With eyes closed, scan your body and ask inside, “What sensations am I noticing?” Ask, deep breathe, and patiently see notice any pain, tension, discomfort or numbness (ignore ego’s compulsion to judge these as bad). Allow these sensations to be the truth in your body now. To relieve pain or tension, focus directly on the area where you feel pain or tension inside and imagine sending your breath directly into the center of it. Watch it slowly disappear as you bring your breath and loving awareness to it.

  1. MAKING FRIENDS WITH FEELINGS: Ego tells us we don’t have time for feelings. But being present with a feeling for two, five or ten minutes takes much less time than staying lost in a story of grief or fear for hours or days. Make friends with your feelings by sitting or lying down when a feeling is “up” for you. Close your eyes, place one hand over your belly, the other over your heart, take a few deep breaths to relax and remind yourself that feelings are visitors that come and go. Then softly ask, “Where am I feeling this worry, anxiety, hurt, jealousy, anger, sadness or despair in my body?” By locating the feeling as a tightness or knot in your throat, chest, belly, diaphragm or back, you can focus directly on the feeling. Once you locate it in your body, take a deep belly breath and imagine sending your exhale directly into the center of that feeling. Do this for two, five, ten or fifteen minutes—however long the feeling needs to express fully and return you to spacious stillness.

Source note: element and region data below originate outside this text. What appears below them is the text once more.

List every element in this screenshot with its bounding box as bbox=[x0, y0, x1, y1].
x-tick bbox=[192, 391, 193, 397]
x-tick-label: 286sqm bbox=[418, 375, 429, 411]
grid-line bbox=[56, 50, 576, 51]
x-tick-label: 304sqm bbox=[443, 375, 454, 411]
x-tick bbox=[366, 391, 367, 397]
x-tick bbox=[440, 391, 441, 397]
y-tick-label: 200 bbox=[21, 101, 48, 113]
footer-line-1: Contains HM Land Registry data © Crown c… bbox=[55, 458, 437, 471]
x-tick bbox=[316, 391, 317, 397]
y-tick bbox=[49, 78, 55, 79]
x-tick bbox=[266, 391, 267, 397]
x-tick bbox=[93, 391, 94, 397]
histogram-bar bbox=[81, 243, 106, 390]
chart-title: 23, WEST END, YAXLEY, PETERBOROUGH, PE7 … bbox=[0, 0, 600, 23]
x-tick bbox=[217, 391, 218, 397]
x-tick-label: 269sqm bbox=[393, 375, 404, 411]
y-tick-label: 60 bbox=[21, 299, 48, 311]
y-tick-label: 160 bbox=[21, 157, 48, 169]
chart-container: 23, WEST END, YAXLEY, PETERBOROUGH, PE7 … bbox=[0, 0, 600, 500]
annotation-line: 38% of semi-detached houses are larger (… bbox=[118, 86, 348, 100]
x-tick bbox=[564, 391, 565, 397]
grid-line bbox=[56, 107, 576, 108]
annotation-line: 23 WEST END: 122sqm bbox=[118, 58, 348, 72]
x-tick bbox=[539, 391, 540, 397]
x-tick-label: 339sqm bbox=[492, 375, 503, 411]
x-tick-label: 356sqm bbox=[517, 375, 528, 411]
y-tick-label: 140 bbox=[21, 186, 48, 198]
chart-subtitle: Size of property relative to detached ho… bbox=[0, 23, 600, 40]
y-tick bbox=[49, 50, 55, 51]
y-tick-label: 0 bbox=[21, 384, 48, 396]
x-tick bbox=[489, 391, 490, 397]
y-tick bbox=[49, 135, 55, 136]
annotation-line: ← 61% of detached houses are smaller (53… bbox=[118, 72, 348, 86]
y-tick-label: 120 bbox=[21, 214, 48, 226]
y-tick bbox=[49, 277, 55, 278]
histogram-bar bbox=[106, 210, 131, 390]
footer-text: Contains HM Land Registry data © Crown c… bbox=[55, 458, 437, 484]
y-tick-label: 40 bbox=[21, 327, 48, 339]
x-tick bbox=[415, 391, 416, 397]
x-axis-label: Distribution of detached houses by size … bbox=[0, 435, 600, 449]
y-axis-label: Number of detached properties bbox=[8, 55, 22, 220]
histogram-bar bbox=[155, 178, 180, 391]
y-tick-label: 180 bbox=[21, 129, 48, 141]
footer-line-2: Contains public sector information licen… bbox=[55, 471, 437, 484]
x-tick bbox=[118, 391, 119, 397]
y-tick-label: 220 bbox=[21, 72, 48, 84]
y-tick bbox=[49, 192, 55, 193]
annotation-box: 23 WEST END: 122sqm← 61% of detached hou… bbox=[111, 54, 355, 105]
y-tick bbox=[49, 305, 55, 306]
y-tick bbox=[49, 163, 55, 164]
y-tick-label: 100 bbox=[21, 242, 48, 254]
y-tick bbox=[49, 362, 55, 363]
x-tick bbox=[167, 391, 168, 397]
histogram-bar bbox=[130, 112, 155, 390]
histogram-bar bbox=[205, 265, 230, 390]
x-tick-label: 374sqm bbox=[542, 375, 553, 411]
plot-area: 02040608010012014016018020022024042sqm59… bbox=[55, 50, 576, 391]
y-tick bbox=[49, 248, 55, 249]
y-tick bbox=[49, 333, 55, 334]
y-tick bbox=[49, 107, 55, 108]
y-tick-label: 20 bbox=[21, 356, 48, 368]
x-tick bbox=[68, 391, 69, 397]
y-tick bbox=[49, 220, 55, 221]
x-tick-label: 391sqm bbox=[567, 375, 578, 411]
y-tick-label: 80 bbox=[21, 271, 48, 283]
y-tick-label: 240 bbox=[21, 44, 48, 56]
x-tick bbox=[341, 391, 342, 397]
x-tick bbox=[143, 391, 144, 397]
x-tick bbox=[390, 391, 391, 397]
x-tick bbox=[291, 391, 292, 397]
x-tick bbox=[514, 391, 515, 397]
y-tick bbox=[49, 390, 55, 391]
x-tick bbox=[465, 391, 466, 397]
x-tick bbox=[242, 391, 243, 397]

  2. CHECKING IN WITH YOUR TRUSTING HEART: This is best practiced after Checking In with your Body for a week and Making Friends with Feelings a second week. Upon waking, lie on your back with both hands over your heart. Take several deep breaths until your whole body feels spacious. Notice any tension, pressure, tingling, numbness or feelings inside. If feelings are present, take a few minutes to breathe into them, just allowing them to be present. Now begin dialoguing with your heart. Start with a simple question.             Since the heart speaks to us through dream images, symptoms and hunches, first ask, “What are you trying to tell me?” Ask, deep breathe and patiently listen for an image, feeling or phrase to bubble up into awareness. Since our heart responds much slower than ego, patience is critical. Treat your heart like your new best friend. Gently ask, “What does my heart need now, given my recent experiences?” As the dialogue flows, get creative. Ask things you wonder about: “What is my life purpose?” “Is this new lover my soul mate?” “Should I have a child?” “Is it right timing for my new business?” When you feel depleted, lost or out of balance, ask your heart, “What sounds good to heal my body, heart and spirit right now?” Grow skilled at receiving the soft, loving, compassionate genius of your trusting heart. Discover new ways to integrate this wealth of wisdom into your daily life.